Lideranças da Câmara dos Deputados e o governo federal fecharam um consenso que fixa o prazo de um ano para a transição completa da jornada de trabalho de 44 para 40 horas semanais. O anúncio oficial do acordo ocorreu nesta segunda-feira, detalhando o cronograma para a implementação da Proposta de Emenda à Constituição que extingue o modelo de seis dias de serviço por um de descanso, garantindo a manutenção integral dos salários dos empregados.
Conforme o novo texto negociado pelos parlamentares, a primeira alteração prática na rotina dos trabalhadores ocorrerá sessenta dias após a promulgação da emenda constitucional. Nesse primeiro marco, a carga horária semanal máxima cairá de 44 para 42 horas.

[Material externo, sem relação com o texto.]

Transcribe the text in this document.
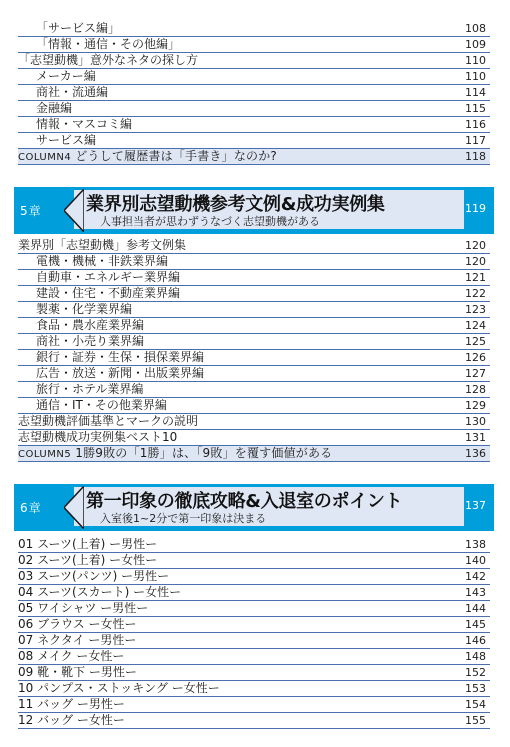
「サービス編」	108
「情報・通信・その他編」	109
「志望動機」意外なネタの探し方	110
メーカー編	110
商社・流通編	114
金融編	115
情報・マスコミ編	116
サービス編	117
COLUMN4 どうして履歴書は「手書き」なのか?	118
5章 業界別志望動機参考文例&成功実例集
人事担当者が思わずうなづく志望動機がある
119
業界別「志望動機」参考文例集	120
電機・機械・非鉄業界編	120
自動車・エネルギー業界編	121
建設・住宅・不動産業界編	122
製薬・化学業界編	123
食品・農水産業界編	124
商社・小売り業界編	125
銀行・証券・生保・損保業界編	126
広告・放送・新聞・出版業界編	127
旅行・ホテル業界編	128
通信・IT・その他業界編	129
志望動機評価基準とマークの説明	130
志望動機成功実例集ベスト10	131
COLUMN5 1勝9敗の「1勝」は、「9敗」を覆す価値がある	136
6章 第一印象の徹底攻略&入退室のポイント
入室後1~2分で第一印象は決まる
137
01 スーツ(上着) ー男性ー	138
02 スーツ(上着) ー女性ー	140
03 スーツ(パンツ) ー男性ー	142
04 スーツ(スカート) ー女性ー	143
05 ワイシャツ ー男性ー	144
06 ブラウス ー女性ー	145
07 ネクタイ ー男性ー	146
08 メイク ー女性ー	148
09 靴・靴下 ー男性ー	152
10 パンプス・ストッキング ー女性ー	153
11 バッグ ー男性ー	154
12 バッグ ー女性ー	155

Além disso, o mesmo período de dois meses servirá como limite para que as empresas adotem o regime de cinco dias trabalhados por dois de descanso. O passo final do cronograma, que consolidará o teto de quarenta horas por semana, será concluído exatamente doze meses após a publicação oficial da lei.
O rito de votação na Câmara deve avançar de forma acelerada nos próximos dias. O relator da proposta, deputado Leo Prates, programou a apresentação do seu parecer oficial para o fim da tarde de hoje na comissão especial que analisa o tema.
A expectativa dos articuladores políticos é realizar a votação interna no colegiado na quarta-feira e encaminhar o texto diretamente para o plenário da Casa na quinta-feira, dependendo depois do aval do Senado Federal.
Durante o anúncio, o presidente da Câmara, Hugo Motta, pontuou que o prazo de doze meses concilia o apelo da classe trabalhadora com a necessidade de dar tempo para o setor produtivo se readequar operacionalmente. O ministro do Trabalho, Luiz Marinho, celebrou o consenso como resultado do diálogo e destacou que o fim da escala atual atende a um pedido urgente de socorro de jovens e mulheres que sofrem com o esgotamento físico e mental.
Ele também pediu celeridade ao presidente do Senado, Davi Alcolumbre, assim que a matéria for aprovada pelos deputados. O ministro das Relações Institucionais, José Guimarães, reforçou o entusiasmo do Executivo com o avanço da pauta.